UCI infectious disease researcher wins international prize for COVID-19 vaccine design

Philip Felgner is one of seven to win Spain's prestigious Princess of Asturias award for scientific research

June 24, 2021
Philip Felgner, PhD, UCI infectious disease expert, wins international award for contributing to the design of COVID-19 vaccines.

“I’m proud to be included with six other eminent recipients who’ve been working for decades preparing their science to be responsive to the COVID outbreak at this moment,” Philip Felgner, PhD, director of the UCI School of Medicine's Vaccine Research and Development Center, said of winning the Princess of Asturias award. “The prize gives me the opportunity to reward my team for their years of dedication and commitment.” Photo by Steve Zylius / UCI

UCI infectious disease expert Philip Felgner, PhD, is one of seven scholars to win Spain’s prestigious Princess of Asturias Award for Technical and Scientific Research in recognition of their contributions to designing COVID-19 vaccines.

“It is a great honor, and I am so happy the jury selected me for this distinguished award,” said Felgner, a professor of physiology & biophysics who directs the UCI School of Medicine's Vaccine Research and Development Center.

“It gives me the opportunity to reward my team for their years of dedication and commitment. I’m proud to be included with six other eminent recipients who’ve been working for decades preparing their science to be responsive to the COVID outbreak at this moment.”

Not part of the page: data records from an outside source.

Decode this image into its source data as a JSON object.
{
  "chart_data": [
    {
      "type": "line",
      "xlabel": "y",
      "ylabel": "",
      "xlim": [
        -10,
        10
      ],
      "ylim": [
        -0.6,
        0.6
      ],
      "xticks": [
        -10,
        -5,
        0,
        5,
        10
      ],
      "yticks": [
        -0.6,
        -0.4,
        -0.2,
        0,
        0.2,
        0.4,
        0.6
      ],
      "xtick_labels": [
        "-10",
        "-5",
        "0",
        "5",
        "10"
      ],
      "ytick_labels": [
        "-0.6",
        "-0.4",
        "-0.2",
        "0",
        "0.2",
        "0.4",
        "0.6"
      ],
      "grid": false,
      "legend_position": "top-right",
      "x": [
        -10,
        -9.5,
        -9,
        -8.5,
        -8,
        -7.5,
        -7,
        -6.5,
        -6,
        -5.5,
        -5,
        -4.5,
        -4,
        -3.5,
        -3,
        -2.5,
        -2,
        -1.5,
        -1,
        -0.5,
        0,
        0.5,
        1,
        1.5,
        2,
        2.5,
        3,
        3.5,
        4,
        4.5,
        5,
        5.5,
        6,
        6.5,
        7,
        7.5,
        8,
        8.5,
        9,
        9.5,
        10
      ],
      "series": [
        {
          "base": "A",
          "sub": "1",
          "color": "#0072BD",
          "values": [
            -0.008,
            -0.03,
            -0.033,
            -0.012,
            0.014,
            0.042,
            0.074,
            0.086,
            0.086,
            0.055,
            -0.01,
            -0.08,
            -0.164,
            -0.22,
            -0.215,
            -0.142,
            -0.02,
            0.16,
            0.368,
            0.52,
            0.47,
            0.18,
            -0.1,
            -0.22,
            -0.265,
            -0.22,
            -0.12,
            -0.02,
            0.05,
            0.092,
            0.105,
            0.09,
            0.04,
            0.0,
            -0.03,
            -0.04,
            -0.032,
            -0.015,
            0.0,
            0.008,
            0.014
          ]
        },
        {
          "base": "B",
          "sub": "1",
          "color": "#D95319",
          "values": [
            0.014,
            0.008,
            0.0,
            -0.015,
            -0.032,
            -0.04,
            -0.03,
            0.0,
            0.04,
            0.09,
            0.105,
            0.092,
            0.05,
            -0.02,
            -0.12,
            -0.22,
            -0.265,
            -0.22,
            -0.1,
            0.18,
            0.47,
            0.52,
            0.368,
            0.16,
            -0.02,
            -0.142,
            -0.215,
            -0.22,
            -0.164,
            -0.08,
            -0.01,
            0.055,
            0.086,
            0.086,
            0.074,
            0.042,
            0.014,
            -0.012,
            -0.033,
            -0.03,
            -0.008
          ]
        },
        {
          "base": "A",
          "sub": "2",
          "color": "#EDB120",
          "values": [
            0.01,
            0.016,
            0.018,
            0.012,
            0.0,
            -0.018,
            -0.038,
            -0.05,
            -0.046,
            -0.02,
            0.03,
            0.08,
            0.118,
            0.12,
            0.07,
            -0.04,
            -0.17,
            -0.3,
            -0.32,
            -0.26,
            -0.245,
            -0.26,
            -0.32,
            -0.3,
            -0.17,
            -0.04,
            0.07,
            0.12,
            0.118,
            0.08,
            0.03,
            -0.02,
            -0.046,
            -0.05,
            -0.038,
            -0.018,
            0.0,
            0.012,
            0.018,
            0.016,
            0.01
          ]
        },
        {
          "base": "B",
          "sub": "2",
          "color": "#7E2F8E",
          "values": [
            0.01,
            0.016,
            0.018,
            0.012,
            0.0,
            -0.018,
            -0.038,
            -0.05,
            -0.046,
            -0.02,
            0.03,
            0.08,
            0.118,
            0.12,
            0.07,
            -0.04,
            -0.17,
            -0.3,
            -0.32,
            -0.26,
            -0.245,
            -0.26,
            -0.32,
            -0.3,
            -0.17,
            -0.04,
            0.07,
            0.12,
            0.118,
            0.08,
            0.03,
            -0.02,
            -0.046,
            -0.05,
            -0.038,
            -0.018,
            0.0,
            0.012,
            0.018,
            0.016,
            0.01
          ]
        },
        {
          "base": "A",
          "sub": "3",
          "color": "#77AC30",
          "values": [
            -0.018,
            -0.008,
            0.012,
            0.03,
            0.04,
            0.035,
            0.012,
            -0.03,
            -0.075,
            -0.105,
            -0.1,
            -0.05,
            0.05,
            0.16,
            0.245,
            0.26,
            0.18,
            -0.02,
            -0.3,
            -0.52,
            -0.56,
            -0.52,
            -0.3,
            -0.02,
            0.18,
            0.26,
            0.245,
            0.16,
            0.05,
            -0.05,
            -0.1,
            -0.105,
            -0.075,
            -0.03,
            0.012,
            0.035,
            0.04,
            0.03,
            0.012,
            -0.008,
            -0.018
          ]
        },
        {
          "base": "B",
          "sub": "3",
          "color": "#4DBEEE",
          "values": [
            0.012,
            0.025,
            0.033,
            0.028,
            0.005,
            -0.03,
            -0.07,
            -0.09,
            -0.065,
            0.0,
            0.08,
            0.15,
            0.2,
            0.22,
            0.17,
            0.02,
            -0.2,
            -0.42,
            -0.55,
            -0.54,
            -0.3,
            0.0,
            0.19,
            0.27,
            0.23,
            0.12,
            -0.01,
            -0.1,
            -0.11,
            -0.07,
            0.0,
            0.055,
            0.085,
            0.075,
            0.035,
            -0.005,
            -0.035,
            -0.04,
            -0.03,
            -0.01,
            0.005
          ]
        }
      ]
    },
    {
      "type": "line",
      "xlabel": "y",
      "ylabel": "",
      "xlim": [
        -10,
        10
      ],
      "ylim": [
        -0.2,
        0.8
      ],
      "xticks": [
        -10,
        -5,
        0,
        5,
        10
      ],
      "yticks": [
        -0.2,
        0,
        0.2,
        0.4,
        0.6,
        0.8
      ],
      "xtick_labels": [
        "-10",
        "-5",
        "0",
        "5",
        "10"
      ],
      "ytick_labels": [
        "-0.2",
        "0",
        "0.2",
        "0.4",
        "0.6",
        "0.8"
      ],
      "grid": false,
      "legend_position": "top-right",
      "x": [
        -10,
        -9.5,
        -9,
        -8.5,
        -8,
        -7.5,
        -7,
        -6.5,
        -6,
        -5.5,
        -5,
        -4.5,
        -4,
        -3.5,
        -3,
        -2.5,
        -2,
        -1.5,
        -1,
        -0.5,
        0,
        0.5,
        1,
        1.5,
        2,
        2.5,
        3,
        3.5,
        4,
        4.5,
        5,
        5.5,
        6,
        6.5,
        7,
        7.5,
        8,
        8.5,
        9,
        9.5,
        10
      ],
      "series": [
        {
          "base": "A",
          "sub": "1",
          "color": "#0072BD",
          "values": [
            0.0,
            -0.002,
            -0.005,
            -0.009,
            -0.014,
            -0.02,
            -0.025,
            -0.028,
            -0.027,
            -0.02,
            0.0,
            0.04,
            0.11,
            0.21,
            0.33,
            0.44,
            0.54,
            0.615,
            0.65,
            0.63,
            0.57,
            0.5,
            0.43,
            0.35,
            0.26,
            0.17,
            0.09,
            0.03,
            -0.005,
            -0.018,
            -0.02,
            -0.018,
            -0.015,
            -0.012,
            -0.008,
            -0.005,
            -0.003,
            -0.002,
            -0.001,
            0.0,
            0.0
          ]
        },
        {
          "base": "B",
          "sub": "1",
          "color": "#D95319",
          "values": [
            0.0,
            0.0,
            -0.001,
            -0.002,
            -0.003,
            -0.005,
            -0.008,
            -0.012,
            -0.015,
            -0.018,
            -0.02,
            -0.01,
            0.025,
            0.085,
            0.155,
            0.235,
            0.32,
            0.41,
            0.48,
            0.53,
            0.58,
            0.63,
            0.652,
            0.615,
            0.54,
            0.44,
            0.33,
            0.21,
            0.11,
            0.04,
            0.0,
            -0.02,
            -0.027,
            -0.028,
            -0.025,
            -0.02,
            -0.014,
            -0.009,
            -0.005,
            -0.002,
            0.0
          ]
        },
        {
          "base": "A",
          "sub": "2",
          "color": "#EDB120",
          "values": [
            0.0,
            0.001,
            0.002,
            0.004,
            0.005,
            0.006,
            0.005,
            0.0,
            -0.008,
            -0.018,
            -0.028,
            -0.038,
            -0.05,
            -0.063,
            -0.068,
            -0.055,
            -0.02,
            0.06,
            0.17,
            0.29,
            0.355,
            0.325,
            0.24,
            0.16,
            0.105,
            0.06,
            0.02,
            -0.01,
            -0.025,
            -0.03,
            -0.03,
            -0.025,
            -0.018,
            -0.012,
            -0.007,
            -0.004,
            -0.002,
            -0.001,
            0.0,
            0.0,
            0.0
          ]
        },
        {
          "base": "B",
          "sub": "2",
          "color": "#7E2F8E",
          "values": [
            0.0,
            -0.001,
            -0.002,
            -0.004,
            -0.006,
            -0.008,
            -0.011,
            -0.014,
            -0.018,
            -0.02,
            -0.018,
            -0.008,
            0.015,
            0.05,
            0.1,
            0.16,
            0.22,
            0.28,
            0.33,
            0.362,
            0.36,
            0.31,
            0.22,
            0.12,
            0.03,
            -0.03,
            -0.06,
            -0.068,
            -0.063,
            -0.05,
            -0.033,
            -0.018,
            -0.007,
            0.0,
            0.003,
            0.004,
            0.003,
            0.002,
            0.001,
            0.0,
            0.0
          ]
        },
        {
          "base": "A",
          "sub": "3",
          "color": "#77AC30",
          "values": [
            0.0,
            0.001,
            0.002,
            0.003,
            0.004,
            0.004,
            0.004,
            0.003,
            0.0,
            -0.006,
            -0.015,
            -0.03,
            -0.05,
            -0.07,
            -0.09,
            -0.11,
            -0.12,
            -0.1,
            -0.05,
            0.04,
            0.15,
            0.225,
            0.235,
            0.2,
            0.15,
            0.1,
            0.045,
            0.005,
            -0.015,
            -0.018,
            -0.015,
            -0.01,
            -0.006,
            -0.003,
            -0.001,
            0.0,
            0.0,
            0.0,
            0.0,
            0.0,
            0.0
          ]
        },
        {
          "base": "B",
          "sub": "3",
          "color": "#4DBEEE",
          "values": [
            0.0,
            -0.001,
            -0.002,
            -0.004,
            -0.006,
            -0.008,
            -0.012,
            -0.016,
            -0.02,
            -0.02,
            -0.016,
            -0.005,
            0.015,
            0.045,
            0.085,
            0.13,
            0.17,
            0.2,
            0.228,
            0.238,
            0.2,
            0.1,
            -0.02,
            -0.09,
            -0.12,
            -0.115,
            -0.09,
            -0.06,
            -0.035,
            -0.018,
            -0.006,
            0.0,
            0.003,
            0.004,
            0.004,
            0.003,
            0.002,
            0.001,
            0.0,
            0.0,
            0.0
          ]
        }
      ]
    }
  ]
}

Felgner and his team developed a COVID-19 coronavirus antigen microarray capable of analyzing a simple finger stick blood test and deliver results within 10 minutes at very low cost. It is one of the most accurate antigen microarrays in the world because of Felgner's years of extensive research on coronaviruses.

The panel also chose Hungarian biochemist Katalin Karikó; Dr. Drew Weissman, professor of medicine at the University of Pennsylvania; BioNTech CEO Uğur Şahin and Chief Medical Officer Özlem Türeci from Germany; Canadian stem cell biologist Derrick Rossi; and Sarah Gilbert, Saïd Professor of Vaccinology at the University of Oxford.

The jury's citation described the awardees as “leading figures in one of the most outstanding feats in the history of science. Their work constitutes a prime example of pure research for the protection of public health the world over. Both the development of novel messenger RNA technology and the production of adenovirus-based vaccines open a path of hope for their use against other diseases.”

The $60,000 (50,000 euros) award is one of eight Asturias prizes — in such categories as the arts, social sciences, literature and sports — bestowed each year by the Princess of Asturias Foundation, named for 15-year-old Crown Princess Leonor of Spain. The formal ceremony will be held Oct. 22 in Oviedo, Spain.